Se há um ponto de aprovação quase geral e zero controvérsia nesta Copa é o "VAR semiautomático". Esse sistema que coleta a posição de 29 pontos do corpo de cada jogador em campo 50 vezes por segundo e da bola 500/s veio para terminar com a demora e as contestações contra a arbitragem em lances de impedimento. E tudo é feito quase sem interferência humana.
Rapidez nas conclusões e clareza nas imagens, em nada se parece com o VAR tradicional, em especial o brasileiro (... pausa para lembrar aquela decisão absurda que prejudicou o seu time no momento-chave de alguma competição). A arbitragem virou suave como seda.
O que mudou a credibilidade geral é o uso de um plano virtual vertical, paralelo ao formado pelas traves e que trisca o ponto mais recuado do corpo do penúltimo jogador (o último costuma ser o goleiro). Se houver uma parte do atacante além desse plano, é impedimento.
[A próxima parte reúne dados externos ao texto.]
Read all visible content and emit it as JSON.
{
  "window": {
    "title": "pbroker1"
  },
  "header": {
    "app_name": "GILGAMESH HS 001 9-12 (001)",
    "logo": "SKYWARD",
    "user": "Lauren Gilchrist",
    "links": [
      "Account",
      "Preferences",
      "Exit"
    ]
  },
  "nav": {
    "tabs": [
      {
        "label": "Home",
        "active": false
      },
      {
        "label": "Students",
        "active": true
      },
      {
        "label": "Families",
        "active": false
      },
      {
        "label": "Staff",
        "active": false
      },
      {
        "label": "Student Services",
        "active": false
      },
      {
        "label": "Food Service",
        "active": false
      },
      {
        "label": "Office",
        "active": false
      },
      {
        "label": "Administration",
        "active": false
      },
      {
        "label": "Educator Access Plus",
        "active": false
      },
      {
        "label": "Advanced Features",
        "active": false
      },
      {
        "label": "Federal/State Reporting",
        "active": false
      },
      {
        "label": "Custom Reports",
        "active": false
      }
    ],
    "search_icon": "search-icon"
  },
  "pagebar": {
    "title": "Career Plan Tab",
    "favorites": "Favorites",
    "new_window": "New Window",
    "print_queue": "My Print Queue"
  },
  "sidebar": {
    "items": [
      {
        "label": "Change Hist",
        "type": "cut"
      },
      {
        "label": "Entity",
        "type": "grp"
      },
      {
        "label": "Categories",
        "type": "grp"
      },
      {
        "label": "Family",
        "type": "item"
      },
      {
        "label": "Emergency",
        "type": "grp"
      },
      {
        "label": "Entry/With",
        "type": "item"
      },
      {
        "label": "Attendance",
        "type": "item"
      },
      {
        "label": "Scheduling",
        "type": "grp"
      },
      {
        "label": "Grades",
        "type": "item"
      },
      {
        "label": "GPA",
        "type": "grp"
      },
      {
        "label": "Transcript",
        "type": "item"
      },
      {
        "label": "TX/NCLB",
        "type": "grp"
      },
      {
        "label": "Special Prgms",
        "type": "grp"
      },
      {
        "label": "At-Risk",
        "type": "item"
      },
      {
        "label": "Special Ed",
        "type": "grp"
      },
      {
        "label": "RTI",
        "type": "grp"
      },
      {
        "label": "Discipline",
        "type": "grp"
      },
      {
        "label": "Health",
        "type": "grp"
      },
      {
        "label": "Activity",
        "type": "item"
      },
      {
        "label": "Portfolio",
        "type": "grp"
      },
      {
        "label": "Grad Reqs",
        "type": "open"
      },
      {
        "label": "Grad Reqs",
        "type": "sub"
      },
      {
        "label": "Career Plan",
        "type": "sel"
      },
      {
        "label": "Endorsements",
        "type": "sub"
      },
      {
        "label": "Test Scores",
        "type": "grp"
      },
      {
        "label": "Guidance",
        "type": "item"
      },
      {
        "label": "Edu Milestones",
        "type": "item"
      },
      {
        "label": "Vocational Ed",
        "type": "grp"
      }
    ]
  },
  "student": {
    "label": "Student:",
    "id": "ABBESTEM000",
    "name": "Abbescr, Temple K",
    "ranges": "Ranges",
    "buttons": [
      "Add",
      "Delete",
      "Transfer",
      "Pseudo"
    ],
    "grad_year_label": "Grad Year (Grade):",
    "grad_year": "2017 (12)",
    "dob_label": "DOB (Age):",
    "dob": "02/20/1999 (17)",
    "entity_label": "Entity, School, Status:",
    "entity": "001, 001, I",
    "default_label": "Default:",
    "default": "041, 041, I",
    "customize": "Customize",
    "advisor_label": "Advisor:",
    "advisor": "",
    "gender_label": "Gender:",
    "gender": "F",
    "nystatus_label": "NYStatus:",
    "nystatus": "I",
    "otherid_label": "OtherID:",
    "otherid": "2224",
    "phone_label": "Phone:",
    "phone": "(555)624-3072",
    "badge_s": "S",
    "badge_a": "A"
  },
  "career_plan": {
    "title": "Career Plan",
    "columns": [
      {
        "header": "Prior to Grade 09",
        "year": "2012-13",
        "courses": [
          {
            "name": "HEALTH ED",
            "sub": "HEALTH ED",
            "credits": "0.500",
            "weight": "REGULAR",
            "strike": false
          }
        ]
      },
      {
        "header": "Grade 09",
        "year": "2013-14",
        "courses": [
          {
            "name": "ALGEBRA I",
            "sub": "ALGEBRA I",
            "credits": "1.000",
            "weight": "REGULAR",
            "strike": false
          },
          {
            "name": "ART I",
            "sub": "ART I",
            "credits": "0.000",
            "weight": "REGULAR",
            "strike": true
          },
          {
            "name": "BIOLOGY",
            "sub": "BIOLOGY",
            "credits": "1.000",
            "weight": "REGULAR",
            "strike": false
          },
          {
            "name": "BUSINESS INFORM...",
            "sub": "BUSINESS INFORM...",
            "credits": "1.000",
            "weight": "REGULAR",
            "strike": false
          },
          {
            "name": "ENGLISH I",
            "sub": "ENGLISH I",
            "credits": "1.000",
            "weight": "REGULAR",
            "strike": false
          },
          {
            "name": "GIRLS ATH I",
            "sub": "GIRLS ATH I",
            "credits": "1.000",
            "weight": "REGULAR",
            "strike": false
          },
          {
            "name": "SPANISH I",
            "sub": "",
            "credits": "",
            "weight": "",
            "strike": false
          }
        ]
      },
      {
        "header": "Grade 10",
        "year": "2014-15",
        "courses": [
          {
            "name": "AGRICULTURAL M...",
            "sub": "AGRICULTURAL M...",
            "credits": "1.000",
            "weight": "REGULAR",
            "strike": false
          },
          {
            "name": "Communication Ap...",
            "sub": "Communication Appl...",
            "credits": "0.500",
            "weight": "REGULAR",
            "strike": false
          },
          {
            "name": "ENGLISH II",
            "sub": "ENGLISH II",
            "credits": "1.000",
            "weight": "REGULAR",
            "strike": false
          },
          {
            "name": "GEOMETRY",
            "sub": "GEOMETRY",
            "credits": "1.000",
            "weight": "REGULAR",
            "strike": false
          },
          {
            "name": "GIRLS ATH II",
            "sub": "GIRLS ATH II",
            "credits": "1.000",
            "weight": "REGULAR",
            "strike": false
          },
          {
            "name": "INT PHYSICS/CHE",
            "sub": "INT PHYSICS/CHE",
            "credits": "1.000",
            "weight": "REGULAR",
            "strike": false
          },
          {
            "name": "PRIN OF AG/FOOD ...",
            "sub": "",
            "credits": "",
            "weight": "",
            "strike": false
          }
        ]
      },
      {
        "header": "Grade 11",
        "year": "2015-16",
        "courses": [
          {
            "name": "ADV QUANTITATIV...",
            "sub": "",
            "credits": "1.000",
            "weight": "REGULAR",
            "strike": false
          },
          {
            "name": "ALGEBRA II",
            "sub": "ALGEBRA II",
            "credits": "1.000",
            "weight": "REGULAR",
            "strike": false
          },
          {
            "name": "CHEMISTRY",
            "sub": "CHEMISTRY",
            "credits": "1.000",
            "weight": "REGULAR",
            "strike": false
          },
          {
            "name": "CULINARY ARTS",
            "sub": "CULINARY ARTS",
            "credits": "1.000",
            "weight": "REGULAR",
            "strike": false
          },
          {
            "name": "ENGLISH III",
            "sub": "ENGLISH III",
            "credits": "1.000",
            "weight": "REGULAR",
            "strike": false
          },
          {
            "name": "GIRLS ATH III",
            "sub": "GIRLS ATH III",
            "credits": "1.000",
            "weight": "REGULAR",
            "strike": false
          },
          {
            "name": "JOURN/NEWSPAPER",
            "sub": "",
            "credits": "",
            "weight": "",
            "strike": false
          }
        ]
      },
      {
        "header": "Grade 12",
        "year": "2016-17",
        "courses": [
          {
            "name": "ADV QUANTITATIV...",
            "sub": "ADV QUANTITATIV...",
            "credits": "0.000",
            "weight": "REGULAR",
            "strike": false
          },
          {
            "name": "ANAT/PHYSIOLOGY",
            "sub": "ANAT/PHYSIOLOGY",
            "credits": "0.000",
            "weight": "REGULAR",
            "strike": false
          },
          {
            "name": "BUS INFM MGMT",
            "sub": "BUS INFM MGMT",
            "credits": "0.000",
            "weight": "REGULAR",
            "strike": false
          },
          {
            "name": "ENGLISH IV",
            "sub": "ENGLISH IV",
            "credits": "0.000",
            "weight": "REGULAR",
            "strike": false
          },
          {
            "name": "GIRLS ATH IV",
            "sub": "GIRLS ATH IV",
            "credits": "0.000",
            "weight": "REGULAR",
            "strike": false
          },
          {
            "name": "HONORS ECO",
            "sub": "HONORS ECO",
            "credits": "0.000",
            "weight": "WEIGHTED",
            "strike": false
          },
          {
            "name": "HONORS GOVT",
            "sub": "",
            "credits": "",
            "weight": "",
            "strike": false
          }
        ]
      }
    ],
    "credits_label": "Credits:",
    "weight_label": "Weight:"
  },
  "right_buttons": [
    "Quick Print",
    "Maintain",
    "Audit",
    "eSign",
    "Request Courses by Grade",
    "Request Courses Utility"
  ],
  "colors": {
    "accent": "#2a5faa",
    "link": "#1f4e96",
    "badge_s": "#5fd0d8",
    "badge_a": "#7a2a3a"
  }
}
Os braços não contam.
Com isso, evita-se a colocação das linhas feitas manualmente pela equipe do VAR, a origem de muitas controvérsias. No Brasil, as linhas às vezes ficam tão desajeitadas como uma mensagem de amor de um adolescente.
Enfim, no novo sistema não há nem espaço para discussão. E é aí que está o problema.
O que o software mostra na TV é uma ilustração, não a situação real. Diante daquela imagem não há o que contestar porque o fato não foi exibido. Ninguém sabe o que ocorreu. O público é empurrado suavemente a acreditar na imagem.
O sistema veio do tênis, onde um computador avisa ao juiz de cadeira (e numa imagem digital ao público) se a bola foi boa ou fora —exceto nos torneios de saibro, onde a marca da bolinha ainda manda. A empresa é a mesma, Hawk-Eye (Olho de Falcão, em tradução livre, referência à visão dessa ave).
O futebol tem um porém. O árbitro é a autoridade máxima. É por isso que o árbitro de vídeo se chama VAR (árbitro assistente de vídeo).
O VAR 2.0 coloca essa autoridade em xeque. A máquina apresenta um resultado que nenhum árbitro vai confrontar. Todos concordam que a decisão do programa é correta sem saber exatamente como ele a tomou.
A questão central é que, fora seus criadores, ninguém sabe com detalhes como o programa funciona, nem mesmo qual é a margem de erro de fato. Esse VAR está criando uma nova realidade, baseada em consenso e não apenas em fatos.
Ao contrário das tão discutidas urnas eletrônicas brasileiras, o VAR semiautomático não é auditável. A Fifa não disponibilizou nenhuma maneira de checar se o sistema tem alguma imperfeição importante –por exemplo, será que a comunicação por ondas entre a bola e ele é à prova de hackers?
E, se a sua seleção for prejudicada por uma decisão desse cérebro eletrônico, não adianta ir ao quartel-general da Fifa pedir anulação do segundo tempo, intervenção militar, nem se agarrar na frente do caminhão que levará o equipamento ao aeroporto e daí para um local desconhecido.
Esse VAR virou uma espécie de Deus: aceitamos e obedecemos, sem questionar. Mas, se não se pode questionar a moralidade das decisões de Deus, o mesmo vale para uma máquina? No mundo todo, a discussão sobre a moralidade das decisões tomadas por máquinas é intensa. No futebol, não.